I’m thrilled to be joining The Book Wars as a self-proclaimed picture book expert – I’m really looking forward to sharing some of my favourite picture books with everyone, and hopefully hearing your thoughts on them as well!
As a children’s librarian, this month’s performing arts theme is right up my alley. Working with kids certainly has an element of performance to it, and children are natural born performers.
Five Finds is a feature I run on my blog where I share five books that suit a given theme. Today we’re looking at dance, dance, dance. Whether your preferred form of movement is hip hop, ballet, or something else entirely, when you feel the rhythm, you just have to dance!
What’s particularly inspiring about these picture books is the diversity of stories they tell. I was easily able to find fantastic picture books featuring dancers of colour, as well as inspiring stories of triumph over adversity, which sadly isn’t always the case with picture books.
A feisty young girl finds toe-tapping rhythms all around her urban community. The rhythm she discovers quickly spreads, and a lively, diverse cast of characters joins with her in tapping, bopping, clapping, snapping, and laughing to the joyful beat. This fantastic story celebrates the rhythm of life, and encourages readers to find and share the joy in everyday moments and experiences. I Got the Rhythm works beautifully as a vibrant, engaging read-aloud, inviting kids to join in with the finger-snapping, toe-tapping beat. Children will also delight in seeing themselves and their urban environment celebrated in this fun, lively story.

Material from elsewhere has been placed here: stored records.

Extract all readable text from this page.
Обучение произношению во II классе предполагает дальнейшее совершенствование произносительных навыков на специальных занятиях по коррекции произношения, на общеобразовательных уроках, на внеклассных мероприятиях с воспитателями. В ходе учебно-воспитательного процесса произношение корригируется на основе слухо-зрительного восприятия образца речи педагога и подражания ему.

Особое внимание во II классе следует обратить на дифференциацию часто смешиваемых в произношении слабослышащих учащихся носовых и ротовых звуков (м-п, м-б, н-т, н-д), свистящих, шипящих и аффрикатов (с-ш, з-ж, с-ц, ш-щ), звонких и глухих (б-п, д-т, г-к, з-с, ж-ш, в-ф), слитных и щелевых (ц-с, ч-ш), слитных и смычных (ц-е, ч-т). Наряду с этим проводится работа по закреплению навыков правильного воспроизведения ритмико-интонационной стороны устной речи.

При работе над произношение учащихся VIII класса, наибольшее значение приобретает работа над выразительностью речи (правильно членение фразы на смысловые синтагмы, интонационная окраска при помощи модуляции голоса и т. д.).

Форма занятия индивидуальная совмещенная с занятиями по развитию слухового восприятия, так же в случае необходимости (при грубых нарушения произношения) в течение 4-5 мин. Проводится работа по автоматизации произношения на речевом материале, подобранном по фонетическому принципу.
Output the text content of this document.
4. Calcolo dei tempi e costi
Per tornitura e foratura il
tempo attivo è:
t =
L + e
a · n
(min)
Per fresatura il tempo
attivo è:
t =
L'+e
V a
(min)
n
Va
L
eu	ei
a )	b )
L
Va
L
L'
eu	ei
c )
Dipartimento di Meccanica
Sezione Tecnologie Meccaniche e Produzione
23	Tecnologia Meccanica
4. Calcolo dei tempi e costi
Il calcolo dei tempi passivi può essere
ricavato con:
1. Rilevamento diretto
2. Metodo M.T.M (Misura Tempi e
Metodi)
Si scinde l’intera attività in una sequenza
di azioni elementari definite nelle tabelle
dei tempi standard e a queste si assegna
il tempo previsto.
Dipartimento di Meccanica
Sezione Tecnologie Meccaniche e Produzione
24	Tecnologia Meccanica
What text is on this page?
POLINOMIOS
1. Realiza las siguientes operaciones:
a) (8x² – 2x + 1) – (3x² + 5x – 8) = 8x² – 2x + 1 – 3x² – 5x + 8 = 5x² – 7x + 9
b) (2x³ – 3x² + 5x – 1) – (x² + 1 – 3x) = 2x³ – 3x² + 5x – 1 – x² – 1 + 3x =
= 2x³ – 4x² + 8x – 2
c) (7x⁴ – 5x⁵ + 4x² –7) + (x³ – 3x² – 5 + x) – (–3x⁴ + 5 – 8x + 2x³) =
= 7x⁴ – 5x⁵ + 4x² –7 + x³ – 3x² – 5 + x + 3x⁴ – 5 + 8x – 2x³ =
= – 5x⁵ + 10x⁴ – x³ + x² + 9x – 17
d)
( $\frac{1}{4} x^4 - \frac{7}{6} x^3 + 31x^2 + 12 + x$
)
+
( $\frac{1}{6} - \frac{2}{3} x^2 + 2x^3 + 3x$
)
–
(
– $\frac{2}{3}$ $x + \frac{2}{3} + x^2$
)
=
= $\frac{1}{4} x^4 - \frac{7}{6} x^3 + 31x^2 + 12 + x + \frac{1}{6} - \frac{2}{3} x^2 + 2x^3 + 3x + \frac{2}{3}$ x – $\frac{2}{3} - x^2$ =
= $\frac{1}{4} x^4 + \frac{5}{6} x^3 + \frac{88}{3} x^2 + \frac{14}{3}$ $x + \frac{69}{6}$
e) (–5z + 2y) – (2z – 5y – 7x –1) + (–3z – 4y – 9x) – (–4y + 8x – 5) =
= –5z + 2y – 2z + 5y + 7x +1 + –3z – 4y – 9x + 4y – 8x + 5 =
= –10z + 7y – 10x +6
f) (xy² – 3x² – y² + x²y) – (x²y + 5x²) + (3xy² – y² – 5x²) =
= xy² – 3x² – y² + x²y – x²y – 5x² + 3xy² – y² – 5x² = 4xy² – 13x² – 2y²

Misty Copeland triumphed over poverty and prejudice to become a soloist with the American Ballet Theater. Everything in her life story seems like something out of a work of fiction – she only started practising ballet at the advanced age of 13, yet managed to achieve a level of success and acclaim that she never could have believed possible as a young African-American girl growing up in the wrong part of town. In this elegant, poetic picture book, Misty speaks directly with a young reader, encouraging her to believe in herself and her potential. Bold, striking collage illustrations capture the fire in Misty’s spirit, and complete this vibrant, powerful story.
A young African-American girl in 1950’s Harlem dreams of a life on the stage, longing to become a ballerina. Poverty and prejudice seem destined to crush her dreams, but she is determined to emulate her hero, the pioneering African-American ballet star Janet Collins, the “first Colored prima ballerina”. While the story of the little girl is fictional, Janet Collins was a very real woman, and her success against all odds has inspired countless aspiring young dancers. This gentle, lyrical text will appeal to young ballet aficionados of all backgrounds with its inspiring story of perseverance in the face of adversity.
Emma is a little girl who dreams of being a ballerina when she grows up. Julia is a young woman who is living her dream of being a ballerina. This simple story follows the two main characters along their separate paths as they finally converge in a ballet performance and a special meet and greet after the show. The picture book is notable in that it depicts Julia as a young African-American woman and Emma as a young white girl, though this is never mentioned in the text. The story emphasises the hard work and dedication it takes to succeed as a professional dancer, showcasing the hours of practice that Julia and her friends commit to their art. Being a professional dancer is about more than just having dreams and wearing pretty dresses – it’s about hard work, commitment, endless practice and professionalism, which Julia and her friends have in spades.
This elegant picture book biography follows the life of one of the most brilliant dancers to ever grace the stage – the ethereal Anna Pavlova. Pavlova’s life is another story of triumph over incredible adversity – frail and small, she was born into grinding poverty, and her life seemed destined to be one of never-ending, back-breaking work. But Pavlova had a rare gift for dance that shone through even as a child, and that would one day take her to concert halls around the world. Anna’s story is a sad one, and the book touches delicately on her early and untimely death, but its message is ultimately one of hope. Anna Pavlova beat the odds and lived her passion to the fullest, if only for a short time, which is more than many of us will ever be able to claim.
Are there any dance-themed picture books you would recommend taking a look at? I’d love to add them to my reading list!